Creating a web app to recognize objects using the camera
Computer vision is a field of artificial intelligence that deals with the ability of computers to see and understand the world around them. It is a branch of artificial intelligence that deals with the ability of computers to see and understand the world around them. While the models used in computer vision usually require a lot of data and computing power, the TensorFlow.js library makes it possible to use these models in the browser.
Introducing Scanner Cam.
What is Scanner Cam? permalink
Scanner Cam is a web application that uses the TensorFlow.js computer vision library to detect objects in real time with the camera of a mobile device or a computer.

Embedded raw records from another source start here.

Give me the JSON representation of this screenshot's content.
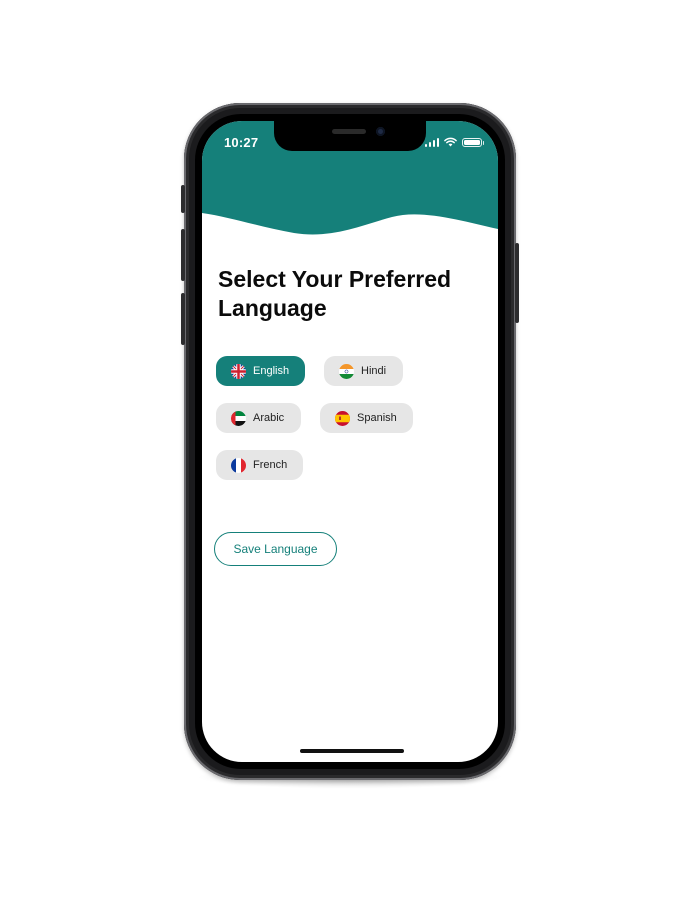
{
  "status_bar": {
    "time": "10:27"
  },
  "header": {
    "color": "#15807a"
  },
  "title": "Select Your Preferred Language",
  "languages": [
    {
      "label": "English",
      "flag": "uk-flag-icon",
      "selected": true
    },
    {
      "label": "Hindi",
      "flag": "india-flag-icon",
      "selected": false
    },
    {
      "label": "Arabic",
      "flag": "uae-flag-icon",
      "selected": false
    },
    {
      "label": "Spanish",
      "flag": "spain-flag-icon",
      "selected": false
    },
    {
      "label": "French",
      "flag": "france-flag-icon",
      "selected": false
    }
  ],
  "save_button": {
    "label": "Save Language"
  },
  "colors": {
    "accent": "#15807a",
    "chip_bg": "#e6e6e6",
    "title_text": "#0b0b0b"
  }
}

Software Information permalink
- Project technology: React, TypeScript, TensorFlow.js, Vercel, PWA
- Industry: AI App
- Work Duration: ≈4 months
- Accessibility WCAG: AA (2.1)
- Version: 1.0
- Detect up to 80 object classes.
- Speech synthesis to talk about objects detected on camera.
- Language internationalization support in English and Spanish.
- Capabilities to work offline.
- Works with two cameras in mobile devices.
- Light and dark mode based on the user's preferred color scheme in the browser.
Many challenges were faced during the development of ScannerCam. Some of them were:
Reducing the time to response at first load permalink
In the Beta version of ScannerCam, the first load of the app was taking too much time. The reason was that the COCO-SSD model was being downloaded automatically when the app was loaded.
The user had to wait for the model to be downloaded before using the app.
Google Lighthouse was reporting that the app was taking too much time to respond which caused a decrease in the performance score.
Instead of downloading the model automatically when the app was loaded, the model is downloaded when the user clicks on the new "Start" button.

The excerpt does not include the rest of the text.